U.S. Supreme Court Holds No Pecuniary Benefit Necessary for Criminal Liability for Insider Trading
Today, the U.S. Supreme Court upheld the conviction of Balman, a Chicago grocery wholesaler, who received stock tips from a friend, who had received the inside information from Salman’s brother-in-law, an investment banker at Citigroup. The issue before the Supreme Court was whether Salmon, the tippee, could be held criminally liable where the “tipper” did not receive any financial benefits in exchange for the inside information that he disclosed. The Supreme Court answered in the affirmative, finding that nor financial benefit is necessary.

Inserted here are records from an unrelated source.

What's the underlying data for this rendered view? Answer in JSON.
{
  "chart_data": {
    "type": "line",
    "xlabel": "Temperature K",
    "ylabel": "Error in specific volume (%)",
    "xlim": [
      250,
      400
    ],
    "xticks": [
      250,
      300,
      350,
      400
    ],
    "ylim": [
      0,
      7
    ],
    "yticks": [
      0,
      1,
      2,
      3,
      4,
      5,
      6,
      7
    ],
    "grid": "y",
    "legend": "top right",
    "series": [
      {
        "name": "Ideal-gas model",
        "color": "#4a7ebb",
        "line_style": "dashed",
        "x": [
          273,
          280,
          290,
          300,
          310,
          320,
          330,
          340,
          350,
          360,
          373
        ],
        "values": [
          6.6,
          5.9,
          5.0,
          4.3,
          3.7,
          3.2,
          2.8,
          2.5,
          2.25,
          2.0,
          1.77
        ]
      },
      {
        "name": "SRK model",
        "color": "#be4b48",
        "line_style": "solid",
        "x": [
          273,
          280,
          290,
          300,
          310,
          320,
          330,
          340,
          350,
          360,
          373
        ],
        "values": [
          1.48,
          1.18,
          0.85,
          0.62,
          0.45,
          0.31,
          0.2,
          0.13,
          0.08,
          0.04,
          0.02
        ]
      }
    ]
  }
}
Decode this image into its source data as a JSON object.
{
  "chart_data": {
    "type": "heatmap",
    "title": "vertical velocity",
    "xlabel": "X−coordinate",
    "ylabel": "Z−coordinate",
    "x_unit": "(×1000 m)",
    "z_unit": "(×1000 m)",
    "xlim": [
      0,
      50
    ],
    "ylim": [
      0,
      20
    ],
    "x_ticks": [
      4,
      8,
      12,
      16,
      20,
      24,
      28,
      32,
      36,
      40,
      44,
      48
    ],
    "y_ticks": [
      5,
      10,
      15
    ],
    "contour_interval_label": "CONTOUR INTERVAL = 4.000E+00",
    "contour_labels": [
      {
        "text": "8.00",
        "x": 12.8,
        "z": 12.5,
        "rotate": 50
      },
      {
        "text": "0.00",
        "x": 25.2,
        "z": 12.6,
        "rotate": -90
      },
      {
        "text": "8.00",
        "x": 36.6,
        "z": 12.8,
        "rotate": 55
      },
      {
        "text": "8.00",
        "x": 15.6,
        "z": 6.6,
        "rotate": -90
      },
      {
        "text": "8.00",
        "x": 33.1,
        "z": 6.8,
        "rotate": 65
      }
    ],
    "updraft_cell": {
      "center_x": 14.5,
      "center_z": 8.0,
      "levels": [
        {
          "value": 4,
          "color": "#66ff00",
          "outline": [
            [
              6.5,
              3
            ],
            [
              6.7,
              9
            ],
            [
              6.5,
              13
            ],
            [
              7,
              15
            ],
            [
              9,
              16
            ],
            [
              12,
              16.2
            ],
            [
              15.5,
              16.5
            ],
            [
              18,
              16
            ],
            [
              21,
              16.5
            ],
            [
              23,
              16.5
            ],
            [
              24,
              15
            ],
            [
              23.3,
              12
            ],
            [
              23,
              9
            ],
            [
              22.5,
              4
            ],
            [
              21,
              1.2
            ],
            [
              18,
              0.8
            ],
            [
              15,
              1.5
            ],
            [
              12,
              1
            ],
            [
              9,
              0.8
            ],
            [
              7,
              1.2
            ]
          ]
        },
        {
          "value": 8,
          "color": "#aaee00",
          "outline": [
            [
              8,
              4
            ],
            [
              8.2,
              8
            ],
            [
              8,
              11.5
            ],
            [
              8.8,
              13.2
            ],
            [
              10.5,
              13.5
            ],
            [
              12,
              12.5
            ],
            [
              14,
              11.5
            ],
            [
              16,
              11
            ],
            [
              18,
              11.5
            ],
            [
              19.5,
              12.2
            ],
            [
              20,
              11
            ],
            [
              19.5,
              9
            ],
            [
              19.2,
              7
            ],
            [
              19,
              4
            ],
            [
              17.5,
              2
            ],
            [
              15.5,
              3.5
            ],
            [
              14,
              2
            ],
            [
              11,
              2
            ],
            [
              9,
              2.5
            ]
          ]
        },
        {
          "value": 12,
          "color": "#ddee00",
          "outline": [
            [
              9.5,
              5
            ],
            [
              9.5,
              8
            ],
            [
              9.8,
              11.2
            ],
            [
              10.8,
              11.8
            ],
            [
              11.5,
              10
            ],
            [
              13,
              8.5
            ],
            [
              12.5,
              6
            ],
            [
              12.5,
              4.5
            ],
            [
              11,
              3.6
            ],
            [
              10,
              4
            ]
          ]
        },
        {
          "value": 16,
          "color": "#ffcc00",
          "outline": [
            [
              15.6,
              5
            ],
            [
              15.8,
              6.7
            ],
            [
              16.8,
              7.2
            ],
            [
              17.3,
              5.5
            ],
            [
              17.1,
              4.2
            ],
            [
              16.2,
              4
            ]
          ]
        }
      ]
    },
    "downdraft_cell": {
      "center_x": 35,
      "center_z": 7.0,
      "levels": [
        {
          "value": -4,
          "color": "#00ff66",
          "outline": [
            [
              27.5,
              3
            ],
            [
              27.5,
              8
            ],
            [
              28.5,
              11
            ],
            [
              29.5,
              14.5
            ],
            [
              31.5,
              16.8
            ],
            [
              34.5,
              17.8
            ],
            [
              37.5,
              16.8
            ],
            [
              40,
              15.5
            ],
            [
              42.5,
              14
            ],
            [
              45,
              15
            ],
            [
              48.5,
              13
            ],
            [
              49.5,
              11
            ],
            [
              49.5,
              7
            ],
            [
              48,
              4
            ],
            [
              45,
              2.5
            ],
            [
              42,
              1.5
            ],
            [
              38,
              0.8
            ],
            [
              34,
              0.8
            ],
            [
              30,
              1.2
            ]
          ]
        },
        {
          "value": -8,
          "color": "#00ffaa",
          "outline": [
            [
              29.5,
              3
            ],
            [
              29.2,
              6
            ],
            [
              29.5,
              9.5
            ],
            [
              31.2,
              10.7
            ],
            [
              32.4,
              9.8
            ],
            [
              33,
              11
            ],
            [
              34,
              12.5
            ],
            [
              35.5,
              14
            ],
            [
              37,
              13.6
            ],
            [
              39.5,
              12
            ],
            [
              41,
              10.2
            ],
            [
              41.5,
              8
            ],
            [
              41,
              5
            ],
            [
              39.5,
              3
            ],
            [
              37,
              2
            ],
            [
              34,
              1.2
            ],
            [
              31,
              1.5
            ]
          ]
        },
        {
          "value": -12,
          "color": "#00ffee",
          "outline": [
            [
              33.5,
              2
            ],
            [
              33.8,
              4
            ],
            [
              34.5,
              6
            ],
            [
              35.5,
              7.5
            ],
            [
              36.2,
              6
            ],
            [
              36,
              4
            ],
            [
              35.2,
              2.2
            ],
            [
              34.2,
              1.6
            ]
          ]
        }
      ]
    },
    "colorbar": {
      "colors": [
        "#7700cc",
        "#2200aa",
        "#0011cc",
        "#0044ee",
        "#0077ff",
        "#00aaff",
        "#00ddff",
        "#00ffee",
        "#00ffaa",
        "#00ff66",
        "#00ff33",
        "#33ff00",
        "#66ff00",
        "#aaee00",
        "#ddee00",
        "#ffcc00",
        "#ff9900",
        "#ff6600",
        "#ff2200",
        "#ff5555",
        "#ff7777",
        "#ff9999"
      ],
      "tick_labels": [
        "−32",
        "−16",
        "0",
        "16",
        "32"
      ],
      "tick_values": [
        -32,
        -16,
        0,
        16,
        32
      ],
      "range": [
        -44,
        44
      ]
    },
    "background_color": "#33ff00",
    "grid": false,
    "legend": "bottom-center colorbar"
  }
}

Section 10(b) of the Securities Exchange Act of 1934 and the Securities and Exchange Commission’s Rule 10b–5 prohibit undisclosed trading on inside corporate information by persons bound by a duty of trust and confidence not to exploit that information for their personal advantage. These persons are also forbidden from tipping inside information to others for trading. A tippee who receives such information with the knowledge that its disclosure breached the tipper’s duty acquires that duty and may be liable for securities fraud for any undisclosed trading on the information. In Dirks v. SEC, 463 U. S. 646, the Court explained that tippee liability hinges on whether the tipper’s disclosure breaches a fiduciary duty, which occurs when the tipper discloses the information for a personal benefit. The Court also held that a personal benefit may be inferred where the tipper receives something of value in exchange for the tip or “makes a gift of confidential information to a trading relative or friend.” Id., at 664. Petitioner Salman was indicted for federal securities-fraud crimes for trading on inside information he received from a friend and relative-by-marriage, Michael Kara, who, in turn, received the information from his brother, Maher Kara, a former investment banker at Citigroup. Maher testified at Salman’s trial that he shared inside information with his brother Michael to benefit him and expected him to trade on it, and Michael testified to sharing that information with Salman, who knew that it was from Maher. Salman was convicted.
In a 1983 case, Dirks v. SEC, the Supreme Court ruled that a “tippee” – someone who receives confidential information from an insider and then uses the information to trade – can be held liable under insider trading laws when the insider violates his duty to shareholders by disclosing the information, which in turn depends on whether the insider receives “a direct or indirect personal benefit from the disclosure.” The court in that case noted that jurors could infer a “personal benefit” when the insider either receives something of value in exchange for the tip or “makes a gift of confidential information to a trading relative or friend.”
In Salman’s case, the 9th Circuit Court of Appeals held that, following Dirks, the jury correctly found that Salman’s brother-in-law, Maher Kara, had breached his fiduciary duty when he tipped his brother Michael, who gave the information to Salman. The Supreme Court rejected a recent 2d Circuit decision which held that the insider must receive something of pecuniary value for the tip.